1991 Mercury T S2
Mercury. Four-iteration supercar line produced from 1978 to 1994 in total. Known for their twisty behaviour and many deaths caused by not experienced drivers who tried to be too courageous in their supercars.
At least, this is how first three iterations: Mercury NA, Mercury Turbo and Mercury T S1 were like. In the late 80s, when Airborne was preparing a successor for T S1, they’ve took the drivability aspect into consideration and combined it with a completely new look.
Mercury T S2 had debuted in 1990 at Tokyo Motor Show in a prototype form. After gaining many positive opinions it was directed into production and first deliveries were done in early January 1991. The car produced in years 1991-1994 and was marketed in Europe, USA and competed with likes of people who were chosing Corvettes, Ferrari 348s and 512s and were tuning some KHTs. It could also serve as cheaper alternative that would give KHT Atlantic (@squidhead, does this thing exist in UE4 universe too? If not, don’t mind me then. ) a solid run for it’s money if a skilled driver handles the S2 Mercury.
At the time of it’s production Mercury T S2 was Airborne’s halo supercar, with exception of low-produced only-1991 Evoluzione built from remaining F90 racecar parts.
Mercury T S2, like it’s precedessors was a mid-engined, RWD supercar project. This time, it was made less deadly with more stable tyre width combination, installment of air suspension, smaller turbolag, power steering and ABS with traction control.
Powerplant wise, T S2 was ran by old H48 engine modified and refreshed for 1991 - less turbolag and more power. 406 hp from turbocharged 90 degree V6 in combination with 5 speed manual gearbox was enough to reach 100 km/h in 4.5 seconds and do a top speed of 307 km/h.
It was still falling short in comparison to ambitions of those engineers who had wanted to somehow push the 400 km/h Charybdis prototype from 1989 into production in time of recession and massive costs related to Airborne’s operation of moving company’s HQ to Poland from USA, just about half of the world.
Suspension wise, the car was set up to be more than good in corners and features one good seen mostly in racecars: pushrod front suspension.

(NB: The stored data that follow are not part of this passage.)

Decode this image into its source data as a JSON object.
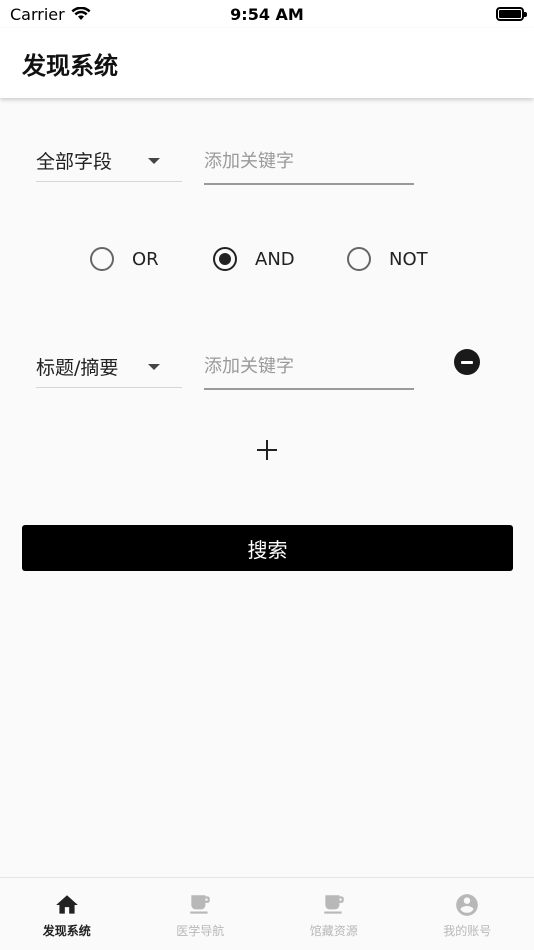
{
  "status_bar": {
    "carrier": "Carrier",
    "time": "9:54 AM"
  },
  "header": {
    "title": "发现系统"
  },
  "rows": [
    {
      "field": "全部字段",
      "placeholder": "添加关键字"
    },
    {
      "field": "标题/摘要",
      "placeholder": "添加关键字"
    }
  ],
  "operators": {
    "options": [
      "OR",
      "AND",
      "NOT"
    ],
    "selected": "AND"
  },
  "search_button": "搜索",
  "bottom_nav": {
    "items": [
      {
        "label": "发现系统",
        "icon": "home-icon",
        "active": true
      },
      {
        "label": "医学导航",
        "icon": "cup-icon",
        "active": false
      },
      {
        "label": "馆藏资源",
        "icon": "cup-icon",
        "active": false
      },
      {
        "label": "我的账号",
        "icon": "account-circle-icon",
        "active": false
      }
    ]
  },
  "colors": {
    "active_nav": "#222222",
    "inactive_nav": "#b8b8b8",
    "button_bg": "#000000"
  }
}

Mated with vented discs on all four wheels it finally was a proof that Airborne had designed a Mercury that doesn’t want to kill non experienced drivers.
Mercury T S2 eventually had found it’s customers due to relatively low price tag combined with great looks and rich history. Customers also had liked the interior which wasn’t the most comfortable thing ever (material-covered interior with carbon fibre panels and inlays combined with Sparco bucket seats), but it was well complimenting the vehicle.

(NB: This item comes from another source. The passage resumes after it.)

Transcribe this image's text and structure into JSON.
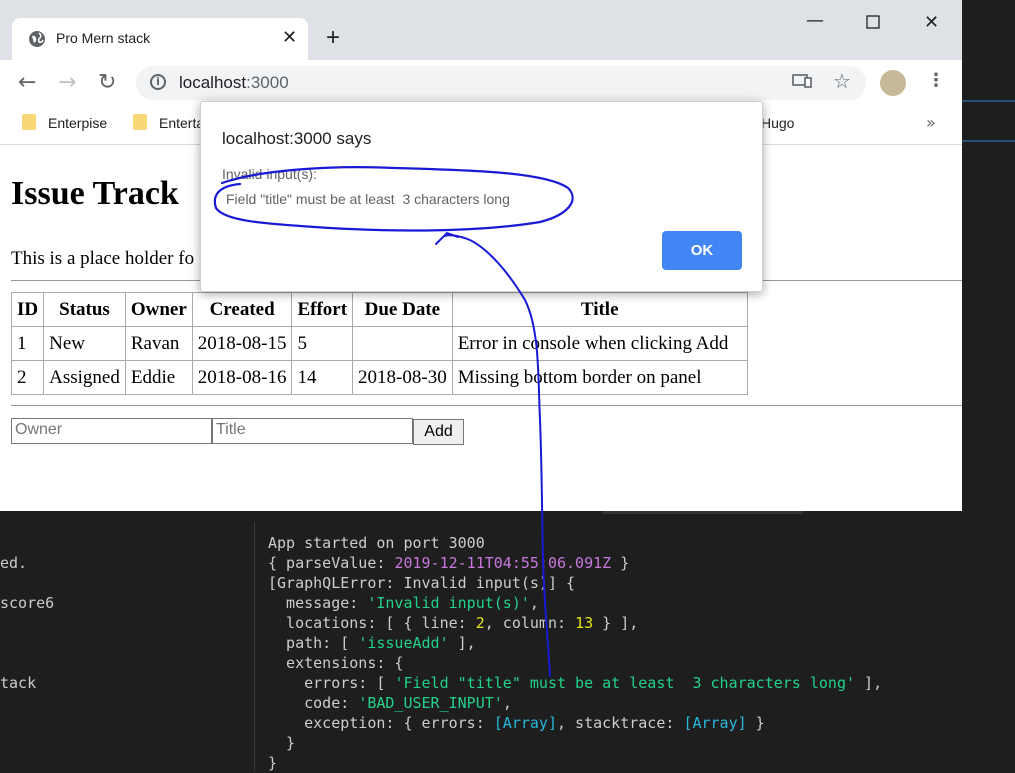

Mercury T S2 was also Airborne’s last model to wear the bird badge on a rear - it was depicting the most powerful Airbornes in times when it could not produce and base itself on Poland and was a patriotic accent. After 1989 it was obsolete, but since Mercury T S2 was actually a huge improvement on T S1, which was started in 1986 the logo stayed.
In years 1991-1994 there were 2844 Mercury T S2s sold, including some rare combinations that are worth millions - the rarest T S2 version is a 1993 carbon-covered car made only as one-off design choice for unknown Italian collector.
About successors of the T S2, Airborne had finally decided in 1994 that they won’t stay with archaic 16 year old V6 platform and switched back to 90 degree V8s and 60 degree V12s in the fastest models. Car enthusiasts had to wait for next Airborne’s supercar to 1998, when eleven Synth GT1s were sold to public and to 2006 Deimos in case of “mass-sold” supercar.